Szokoly continued: “Not only did they come during the period in which they were getting contaminated water and having their children poisoned, but the water bills kept coming and they were told not to drink the water by an EPA mandate and they were also told that if they didn’t pay their bill, they’d have a lien placed on their home and face foreclosure. That’s not America.”
In the latest ruling, the court overturned a lower federal court ruling that dismissed a major class-action lawsuit filed in 2015 on behalf of tens of thousands of Flint residents against Gov.

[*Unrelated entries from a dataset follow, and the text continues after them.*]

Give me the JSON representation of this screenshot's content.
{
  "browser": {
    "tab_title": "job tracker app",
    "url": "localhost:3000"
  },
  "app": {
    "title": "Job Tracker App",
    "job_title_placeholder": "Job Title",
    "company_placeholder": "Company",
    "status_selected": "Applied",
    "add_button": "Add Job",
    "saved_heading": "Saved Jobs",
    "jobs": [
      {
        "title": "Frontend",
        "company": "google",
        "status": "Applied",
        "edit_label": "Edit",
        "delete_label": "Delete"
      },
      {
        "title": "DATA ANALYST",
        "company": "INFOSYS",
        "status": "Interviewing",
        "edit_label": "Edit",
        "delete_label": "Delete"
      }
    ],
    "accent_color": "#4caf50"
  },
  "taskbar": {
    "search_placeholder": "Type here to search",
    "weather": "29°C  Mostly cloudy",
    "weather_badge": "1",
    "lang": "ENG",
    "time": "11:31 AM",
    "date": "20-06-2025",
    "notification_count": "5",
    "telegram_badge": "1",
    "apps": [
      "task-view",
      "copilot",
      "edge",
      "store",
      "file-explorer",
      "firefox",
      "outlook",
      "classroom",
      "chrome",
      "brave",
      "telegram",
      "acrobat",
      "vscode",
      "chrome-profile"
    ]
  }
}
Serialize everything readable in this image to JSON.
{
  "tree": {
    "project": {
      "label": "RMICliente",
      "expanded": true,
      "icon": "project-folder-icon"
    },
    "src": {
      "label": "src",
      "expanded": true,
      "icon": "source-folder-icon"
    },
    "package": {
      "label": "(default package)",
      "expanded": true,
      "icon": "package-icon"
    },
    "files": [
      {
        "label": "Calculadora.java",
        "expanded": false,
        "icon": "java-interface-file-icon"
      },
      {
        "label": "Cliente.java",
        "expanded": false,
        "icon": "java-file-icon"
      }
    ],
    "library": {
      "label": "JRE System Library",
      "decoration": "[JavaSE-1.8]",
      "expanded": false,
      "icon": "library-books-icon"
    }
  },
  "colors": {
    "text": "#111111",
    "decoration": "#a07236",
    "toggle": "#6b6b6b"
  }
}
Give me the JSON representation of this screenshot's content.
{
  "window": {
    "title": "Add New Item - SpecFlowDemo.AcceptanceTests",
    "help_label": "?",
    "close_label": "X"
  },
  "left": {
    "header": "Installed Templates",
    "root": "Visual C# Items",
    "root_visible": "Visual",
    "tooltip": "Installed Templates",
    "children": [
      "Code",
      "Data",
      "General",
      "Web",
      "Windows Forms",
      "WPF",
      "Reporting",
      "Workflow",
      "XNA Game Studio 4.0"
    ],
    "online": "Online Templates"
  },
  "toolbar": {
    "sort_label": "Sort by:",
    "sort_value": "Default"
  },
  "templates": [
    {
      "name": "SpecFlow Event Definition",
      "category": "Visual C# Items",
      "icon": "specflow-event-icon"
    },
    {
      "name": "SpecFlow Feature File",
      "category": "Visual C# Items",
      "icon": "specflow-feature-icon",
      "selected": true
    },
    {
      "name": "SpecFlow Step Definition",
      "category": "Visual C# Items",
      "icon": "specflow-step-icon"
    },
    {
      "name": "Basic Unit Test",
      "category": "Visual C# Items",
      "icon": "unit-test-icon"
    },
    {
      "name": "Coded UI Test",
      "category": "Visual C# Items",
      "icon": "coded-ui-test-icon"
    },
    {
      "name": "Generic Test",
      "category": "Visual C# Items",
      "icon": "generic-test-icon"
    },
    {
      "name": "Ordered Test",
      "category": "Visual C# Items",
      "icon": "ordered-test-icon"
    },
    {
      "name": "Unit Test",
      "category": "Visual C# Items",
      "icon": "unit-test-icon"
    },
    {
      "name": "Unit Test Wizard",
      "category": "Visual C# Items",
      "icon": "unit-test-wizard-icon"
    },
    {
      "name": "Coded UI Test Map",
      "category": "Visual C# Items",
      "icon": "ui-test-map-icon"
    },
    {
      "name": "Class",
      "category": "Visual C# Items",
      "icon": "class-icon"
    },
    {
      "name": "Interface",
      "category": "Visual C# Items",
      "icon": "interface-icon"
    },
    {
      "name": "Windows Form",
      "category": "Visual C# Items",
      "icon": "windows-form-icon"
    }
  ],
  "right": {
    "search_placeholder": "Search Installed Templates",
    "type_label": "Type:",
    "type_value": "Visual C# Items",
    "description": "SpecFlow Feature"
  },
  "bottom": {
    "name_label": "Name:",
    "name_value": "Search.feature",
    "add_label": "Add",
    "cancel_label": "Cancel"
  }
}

Rick Snyder (R-Mich.), the city of Flint and city officials who were involved in deciding to switch to the Flint River as its water source.
A three-judge panel reversed that decision, while dismissing the possibility of seeking penalties for Snyder in one case, the state of Michigan, the state Department of Environmental Quality and the Michigan Department of Health and Human Services.
The decision allows the plaintiffs to seek relief from Snyder in another case in the form of compensation for education, medical monitoring and evaluation services for ongoing harm from Flint’s contaminated water crisis, according to the Detroit News.
The court allowed cases seeking financial damages against individual state employees, the city of Flint, city employees and state-appointed emergency managers to proceed.Attorney General Bill Schuette and his legal team have pursued criminal and misdemeanor charges against or accepted plea deals with 15 people including former Flint employees and former and current state officials, as well as two former Flint emergency managers appointed by Snyder, a Republican.
The class-action lawsuits involve Flint residents who experienced personal injury and property damage from the Flint River decision, after they were exposed to toxic lead that leached from the city’s pipes into the water supply.
Emergency managers made the decision to switch to the Flint River, and state officials and local officials failed to use corrosion control chemicals that would have prevented the lead leaching, according to The Detroit News.
The plaintiffs alleged that their constitutional rights were violated and that they were deprived of “the equal protection of the laws, or of equal privileges under the laws,” according to the court’s opinion.
The lower court ruled that the Safe Drinking Water Act stopped the plaintiffs from seeking damages, but the appeals panel ruling allows U.S. District Judge Judith Levy to continue weighing the issue.